2020 Volume 84 Issue 7 Pages 1193-
A 57-year-old Japanese woman, who had been treated for 8 years as atrial fibrillation (AF) with bradycardia, was admitted because of syncope. Her mother had died suddenly 2 years after implantation of a permanent pacemaker (PPM) and her two elder sisters had also received PPMs for AF with complete atrioventricular block. Electrocardiography of the proband showed AF and an escape rhythm with a heart rate of 42 beats/min. Echocardiography exhibited a mildly enlarged left atrium and ventricle, with mild hypokinesis of the left ventricle (ejection fraction, 51%). Coronary angiography was normal. Histopathology of the endomyocardial biopsy samples from the right ventricle of the proband demonstrated misshapen myocyte nuclei (Figure A), and immunohistochemical staining for anti-lamin A/C antibodies (Cell Signaling Technology, P02545) showed weaker positive reactions in the nuclei of the myocytes (Figure B).

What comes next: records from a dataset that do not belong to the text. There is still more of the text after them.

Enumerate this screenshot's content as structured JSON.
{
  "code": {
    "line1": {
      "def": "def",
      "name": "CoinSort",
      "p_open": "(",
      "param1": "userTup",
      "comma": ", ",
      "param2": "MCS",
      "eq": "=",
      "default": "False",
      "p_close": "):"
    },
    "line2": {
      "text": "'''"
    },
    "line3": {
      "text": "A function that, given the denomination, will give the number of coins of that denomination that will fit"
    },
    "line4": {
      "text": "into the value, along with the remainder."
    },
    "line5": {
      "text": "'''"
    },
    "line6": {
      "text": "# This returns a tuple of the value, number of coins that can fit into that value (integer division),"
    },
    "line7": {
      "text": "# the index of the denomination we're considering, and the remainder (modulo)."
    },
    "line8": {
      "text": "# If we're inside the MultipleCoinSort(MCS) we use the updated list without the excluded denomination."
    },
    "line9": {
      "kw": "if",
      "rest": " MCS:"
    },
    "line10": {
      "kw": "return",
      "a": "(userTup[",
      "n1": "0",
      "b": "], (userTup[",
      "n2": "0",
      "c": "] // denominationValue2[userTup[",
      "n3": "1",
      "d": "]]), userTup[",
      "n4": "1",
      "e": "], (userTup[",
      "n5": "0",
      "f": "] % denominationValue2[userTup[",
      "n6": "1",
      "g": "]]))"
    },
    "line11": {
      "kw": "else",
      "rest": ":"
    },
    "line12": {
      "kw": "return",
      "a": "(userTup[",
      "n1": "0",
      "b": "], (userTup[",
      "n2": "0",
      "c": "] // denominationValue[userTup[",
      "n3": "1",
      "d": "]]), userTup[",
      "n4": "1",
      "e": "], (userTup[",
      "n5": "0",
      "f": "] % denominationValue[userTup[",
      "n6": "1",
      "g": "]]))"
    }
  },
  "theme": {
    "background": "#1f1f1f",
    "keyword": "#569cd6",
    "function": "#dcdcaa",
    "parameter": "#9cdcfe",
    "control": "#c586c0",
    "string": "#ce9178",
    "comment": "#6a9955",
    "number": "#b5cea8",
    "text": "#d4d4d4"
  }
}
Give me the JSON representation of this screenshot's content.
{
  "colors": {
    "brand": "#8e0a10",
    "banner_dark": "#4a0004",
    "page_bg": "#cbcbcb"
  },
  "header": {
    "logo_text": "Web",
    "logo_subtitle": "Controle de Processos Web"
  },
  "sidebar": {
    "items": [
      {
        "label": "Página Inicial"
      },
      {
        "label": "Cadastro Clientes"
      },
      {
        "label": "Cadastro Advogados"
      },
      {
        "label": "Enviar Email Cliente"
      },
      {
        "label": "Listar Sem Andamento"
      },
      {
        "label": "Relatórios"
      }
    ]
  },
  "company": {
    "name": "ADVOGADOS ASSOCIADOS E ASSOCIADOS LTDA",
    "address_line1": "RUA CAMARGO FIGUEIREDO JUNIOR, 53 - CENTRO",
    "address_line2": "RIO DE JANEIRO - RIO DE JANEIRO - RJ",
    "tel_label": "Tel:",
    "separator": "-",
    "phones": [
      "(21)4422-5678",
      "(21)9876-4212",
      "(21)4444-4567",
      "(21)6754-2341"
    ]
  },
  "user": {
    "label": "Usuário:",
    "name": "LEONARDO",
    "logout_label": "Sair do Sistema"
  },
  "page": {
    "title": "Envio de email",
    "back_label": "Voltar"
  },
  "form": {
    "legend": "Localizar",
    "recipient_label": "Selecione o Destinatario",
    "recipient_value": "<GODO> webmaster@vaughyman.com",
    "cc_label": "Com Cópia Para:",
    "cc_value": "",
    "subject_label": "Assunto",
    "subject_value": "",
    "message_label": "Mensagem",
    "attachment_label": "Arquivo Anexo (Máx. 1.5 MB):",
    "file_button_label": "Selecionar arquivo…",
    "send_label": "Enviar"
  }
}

Electron microscopic examination showed an intricately indented nuclear membrane of myocytes (Figure C), and disruption of the nuclear membrane (Figure D). Genetic analysis revealed a heterozygous splicing mutation (IVS1+1G>A) of the lamin A/C gene (LMNA) in both the proband and her 26-year-old son, who recorded a normal ECG; the proband had a PPM implanted. Clinicopathological decision, as well as histopathological findings, can lead to the possibility of lamin A/C cardiomyopathy.1
(A) Histopathologically, the myocytes show misshapen nuclei (H&E). (B) Immunohistochemically, lamin A/C shows a weaker reaction in the nuclei of myocytes (arrows) than in the nuclei of interstitial cells (arrow heads). Electron microscopy shows the intricately indented nuclear membrane of a myocyte (C, arrows) and disruption of the nuclear membrane (D, arrows).
K.M. is a member of Circulation Journal’ Editorial Team. The other authors have no conflicts of interest to declare.